Ce congrès nous donna bien d'autres précisions, plus navrantes tes unes que les autres : fermons les yeux sur ce triste chapitre et prêtons l'oreille au langage des simples. Soyez frelons, Messieurs, et nous, Mesdames, soyons abeilles pour butiner à notre aise les tilleuls de chez nous ! Leur parfum sucré se répand dans l'air chaud et, s'il nous grise un peu, il apaise les nerfs malades.
...Du champ de blé, à ce petit jardin où juillet les fait éclore, la rose, le bluet et le plantain se disputent le soin de calmer les brûlures de beaux yeux trop fragiles.
— Moi, je suis bien délaissée se plaint la mélisse ! Où êtes-vous, Carmélites d'antan ? Il est vrai qu'aujourd'hui, les femmes n'ont guère le loisir de tomber en pâmoison.
— Ne gémis pas, repartit l’ipéca : on m’oublie depuis Molière, ou peu s’en faut. La rhubarbe et le séné — ces proches parents qu'impunément on échange — opinent du bonnet. Pauvres purgatifs vilipendés par nos médecins modernes !
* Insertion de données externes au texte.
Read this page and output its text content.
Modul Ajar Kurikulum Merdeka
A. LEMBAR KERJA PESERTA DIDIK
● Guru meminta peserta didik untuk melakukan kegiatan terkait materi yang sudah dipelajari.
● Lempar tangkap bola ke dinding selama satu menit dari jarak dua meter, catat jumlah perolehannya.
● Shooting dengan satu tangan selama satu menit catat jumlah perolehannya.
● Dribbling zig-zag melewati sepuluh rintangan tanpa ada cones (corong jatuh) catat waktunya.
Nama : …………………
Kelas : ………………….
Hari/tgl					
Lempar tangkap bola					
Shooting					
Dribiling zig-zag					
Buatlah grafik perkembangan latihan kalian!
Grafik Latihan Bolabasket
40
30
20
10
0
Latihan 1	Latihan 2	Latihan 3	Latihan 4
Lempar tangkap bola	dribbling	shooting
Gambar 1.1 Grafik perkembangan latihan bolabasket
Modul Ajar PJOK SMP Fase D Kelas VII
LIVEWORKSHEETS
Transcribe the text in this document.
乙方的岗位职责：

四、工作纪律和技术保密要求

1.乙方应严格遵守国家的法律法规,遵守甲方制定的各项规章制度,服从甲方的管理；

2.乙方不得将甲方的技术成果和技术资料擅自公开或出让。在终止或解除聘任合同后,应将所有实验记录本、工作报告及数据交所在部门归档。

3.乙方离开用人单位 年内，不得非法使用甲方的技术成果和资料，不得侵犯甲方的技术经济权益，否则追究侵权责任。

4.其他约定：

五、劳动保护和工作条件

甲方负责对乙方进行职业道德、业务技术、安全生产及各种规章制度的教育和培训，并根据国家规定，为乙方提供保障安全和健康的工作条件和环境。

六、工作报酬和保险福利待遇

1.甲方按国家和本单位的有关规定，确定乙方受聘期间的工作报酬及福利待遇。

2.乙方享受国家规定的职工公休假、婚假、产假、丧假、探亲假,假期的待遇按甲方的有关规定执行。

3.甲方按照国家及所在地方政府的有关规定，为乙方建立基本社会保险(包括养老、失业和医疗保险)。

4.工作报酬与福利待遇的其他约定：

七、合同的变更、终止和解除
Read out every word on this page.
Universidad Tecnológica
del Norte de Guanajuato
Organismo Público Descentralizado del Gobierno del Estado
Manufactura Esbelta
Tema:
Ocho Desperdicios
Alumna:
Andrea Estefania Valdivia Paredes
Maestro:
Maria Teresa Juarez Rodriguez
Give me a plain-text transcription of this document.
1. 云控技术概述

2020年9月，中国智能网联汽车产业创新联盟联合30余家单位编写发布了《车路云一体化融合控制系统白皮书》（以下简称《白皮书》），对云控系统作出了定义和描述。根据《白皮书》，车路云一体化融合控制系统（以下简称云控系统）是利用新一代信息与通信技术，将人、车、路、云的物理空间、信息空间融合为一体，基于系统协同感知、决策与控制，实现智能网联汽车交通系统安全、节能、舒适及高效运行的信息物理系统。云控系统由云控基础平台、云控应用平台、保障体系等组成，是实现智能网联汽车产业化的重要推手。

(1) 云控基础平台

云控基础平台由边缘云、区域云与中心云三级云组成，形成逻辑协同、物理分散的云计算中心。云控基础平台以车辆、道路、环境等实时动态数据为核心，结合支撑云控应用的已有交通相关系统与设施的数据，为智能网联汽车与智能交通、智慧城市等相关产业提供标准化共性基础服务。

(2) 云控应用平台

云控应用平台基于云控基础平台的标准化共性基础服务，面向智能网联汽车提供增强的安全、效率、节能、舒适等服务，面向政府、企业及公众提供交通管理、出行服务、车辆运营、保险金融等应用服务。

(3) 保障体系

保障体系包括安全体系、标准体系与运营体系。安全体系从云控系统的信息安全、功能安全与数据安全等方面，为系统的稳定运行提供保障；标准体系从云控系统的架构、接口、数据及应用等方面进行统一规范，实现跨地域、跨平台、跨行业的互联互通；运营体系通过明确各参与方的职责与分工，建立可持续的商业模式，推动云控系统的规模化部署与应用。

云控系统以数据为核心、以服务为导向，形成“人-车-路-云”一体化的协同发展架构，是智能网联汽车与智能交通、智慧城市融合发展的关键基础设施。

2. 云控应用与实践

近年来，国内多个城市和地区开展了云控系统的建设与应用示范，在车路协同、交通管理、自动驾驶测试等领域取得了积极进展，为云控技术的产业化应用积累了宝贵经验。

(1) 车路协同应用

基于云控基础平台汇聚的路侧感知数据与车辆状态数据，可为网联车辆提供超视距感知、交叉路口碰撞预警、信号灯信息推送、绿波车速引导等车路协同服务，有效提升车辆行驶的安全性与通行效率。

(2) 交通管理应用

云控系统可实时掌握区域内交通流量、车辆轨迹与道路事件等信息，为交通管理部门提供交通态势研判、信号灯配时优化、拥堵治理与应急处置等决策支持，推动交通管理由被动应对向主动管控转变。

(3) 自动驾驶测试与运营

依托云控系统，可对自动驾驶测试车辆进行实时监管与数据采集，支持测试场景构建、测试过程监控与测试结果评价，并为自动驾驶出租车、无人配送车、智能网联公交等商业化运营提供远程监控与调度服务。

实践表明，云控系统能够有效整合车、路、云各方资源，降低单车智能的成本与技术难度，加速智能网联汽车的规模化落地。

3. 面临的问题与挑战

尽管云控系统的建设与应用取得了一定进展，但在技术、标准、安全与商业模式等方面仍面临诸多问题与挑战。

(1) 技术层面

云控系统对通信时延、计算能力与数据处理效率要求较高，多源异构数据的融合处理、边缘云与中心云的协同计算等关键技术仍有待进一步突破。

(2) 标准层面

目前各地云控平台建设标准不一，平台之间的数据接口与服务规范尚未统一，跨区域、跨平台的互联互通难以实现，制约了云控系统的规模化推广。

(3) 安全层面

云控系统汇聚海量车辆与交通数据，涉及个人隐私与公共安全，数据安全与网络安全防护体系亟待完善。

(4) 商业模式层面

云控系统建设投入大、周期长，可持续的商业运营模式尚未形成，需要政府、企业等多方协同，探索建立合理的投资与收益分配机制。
Là-bas, au fond de la prairie, les pissenlits hochent là tête ; ils agissent sur le foie, en attendant d'être mangés par la racine.
— La bile, c'est aussi mon rayon, et je suis moins amère, proclame la verveine. Les anciens n'étaient pas sots en attribuant des pouvoirs merveilleux à l'herbe sacrée que je suis.
— Que tu étais, riposte l'ortie aux propriétés vésicantes.
S'étant rencontrées par hasard, au chevet d'un grippé, les « quatre-fleurs » s'avisent qu'elles sont « sept » pour adoucir la gorge de l'humanité souffrante. Trois d'entre elles sont passées sous silence : il s'agit de savoir lesquelles, et pourquoi ? Pied-de-chat, bouillon-blanc, mauve, guimauve, coquelicot, tussilage, violette se regardent sans aménité.
— Sans moi, vous n’existeriez pas, tranche le coquelicot.
— Lorsque l'on a, dans sa famille, un fabricant d'opium il est sage de rester dans l'ombre, susurre le pied-de-chat. Au souvenir du pavot, l'interpellé rougit de honte : érythème pudique. La discussion s'envenime mais, secondée par tes graines de minettes — cataplasme émollient — fleur d’oranger, la sédative, rétablit la paix !
Puis, la menthe antispasmodique court vers la sensitive qui s'évanouit, toutes feuilles repliées : elle n'a jamais pu supporter les « scènes ». Se rappelant qu'elle fut tonique, sous le nom d'herba medicinalis, la luzerne vient à son aide, accompagnée du romarin.
Une senteur pénétrante passe dans une bouffée de vent : on l'attendait ; on lui fait fête : c'est le thym. Il guérit tout : le catarrhe chronique de bonne maman ; le lumbago de grand-père ; les rhumatismes de tante Gertrude ; le lymphatisme de l'adolescent ; la goutte du vieil oncle qui rend un touchant hommage aux bons vins de France... Il est souverain contre la coqueluche de Bébé ; la toux convulsive du nouveau-né. Il embaume les sauces de Julie, enfin — dois-je vous l'avouer ? — il aromatise le bain de la jolie Mme Z.., au corps de nymphe.
Mi-figue mi-raisin, la douce-amère demande « Comment peut-on soulager tous ces maux sans être charlatan ?» Esculape ordonne, mais la nature choisit, répond serpolet : et toutes les plantes acquiescèrent !
Journal des débats politiques et littéraires, 20 octobre 1937
Les Simples était le nom donné au Moyen Âge aux plantes médicinales.
Geneviève Dardel (1904-1977) ne fait pas partie de la même branche que moi de la famille Dardel.